Ya nos hemos acostumbrado a una tecnología que hace sólo unos pocos años parecía de ciencia ficción, el Wi-Fi, pero ahora estamos ante el nacimiento de un nuevo concepto de transmisión inalámbrica de datos y lo han bautizado como Wi-Fi 2.0 o Wi-Fi con esteroides.

No se trata de unas pruebas de laboratorio ni uno de tantos proyectos que se diluyen con el paso del tiempo como lágrimas en la lluvia; la tecnología ya está aquí y solo falta que se regule por los organismos competentes norteamericanos, y como veremos más adelante, ya se ha dado un paso de gigante en esta regulación, aunque no sin polémica.

El Wi-Fi convencional, es una tecnología de envío de datos que utiliza ondas de radio en vez de cables. Apareció hace ocho años con un éxito instantáneo. Parece obvio, pero grandes ideas se han quedado por el camino por una mala organización y salida al mercado.

En este caso fue perfecta, especialmente por dos cuestiones claves: Primero porque se contó con la mayor parte de las compañías tecnológicas para que la implantación del invento fuera total y no diera lugar a que cada uno hiciera la guerra por su lado y se malgastasen recursos en ofrecer diversos productos para un mismo fin; se creó un estándar. El caso más sangrante lo hemos tenido con el Blu-Ray y el HD-DVD. En segundo lugar, un diseño de marca hecho por profesionales.

Se contrató a una empresa de publicidad para bautizar la nueva tecnología. Al contrario de lo que mucha gente piensa, WiFi no significa Wireless Fidelity sino que es un nombre inventado por publicistas para que fuera fácil de recordar. También fue creado por los mismos el logotipo, que fácilmente identificamos en cualquier esquina del barrio de Chueca en Madrid.

Volvamos ahora al presente. Nada menos que gigantes como Microsoft, Google, Motorola, HP o Phillips han apostado por una nueva tecnología inalámbrica que no tiene las limitaciones de alcance de la actual. Ya no se mide en metros si no en kilómetros cuadrados y la velocidad de transmisión de datos es mayor que el ADSL. Se trata de un WiFi global.
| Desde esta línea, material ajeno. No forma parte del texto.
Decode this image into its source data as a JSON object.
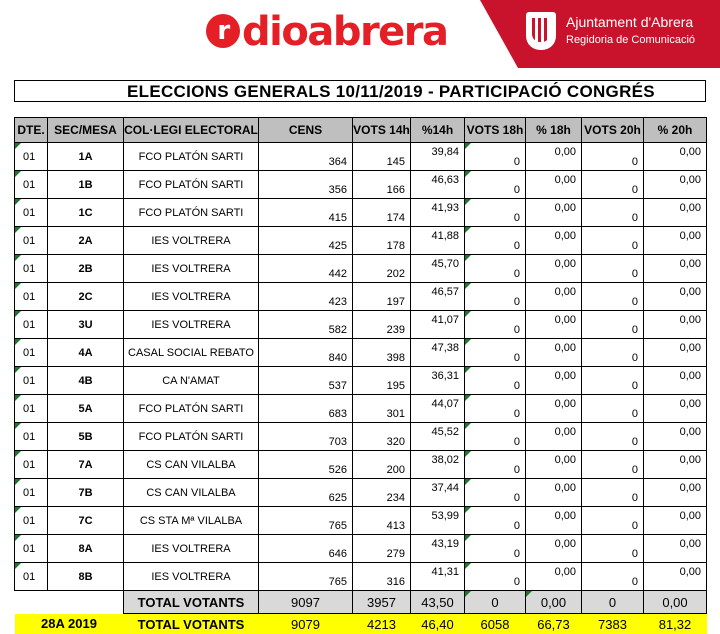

El principal problema es que utiliza una frecuencia de onda similar a la de la televisión, y el proyecto chocó de bruces con los intereses de las grandes cadenas de televisión americanas, que obstaculizaron para que se diera luz verde por parte de los organismos reguladores. Esto hizo que enemigos acérrimos como Microsoft y Google se unieran en un intento de convencer que no había ninguna interferencia en las emisiones de ondas. Su idea era utilizar el espacio en blanco que existe entre las frecuencias de onda. Numerosas pruebas y la llegada del TDT les allanó el camino.

Por fin, hace solo dos días, la FCC o Comisión Federal de Comunicaciones, ha dado la razón a las empresas tecnológicas para poder utilizar los espacios dejados libres con el apagón analógico. La polémica está servida, y a las quejas de las cadenas de televisión, se han unido las de Broadway y la mismísima Dolly Parton entre otros, que argumentan que las nuevas ondas interferirán en los micrófonos de los espectáculos.

Ver para creer. Para los ciudadanos que aún están recelosos de este invento del diablo, Google ha subido unos pequeños videos en Youtube explicando las ventajas. Podéis ver uno de ellos aquí abajo, en ingles. Me quedo con la audaz estrategia de Google y Microsoft, rivales en el amplio sentido de la palabra, pero que han colaborado para ganar esta guerra y sacar adelante el proyecto.

Otro gallo cantará a la hora de repartirse el pastel.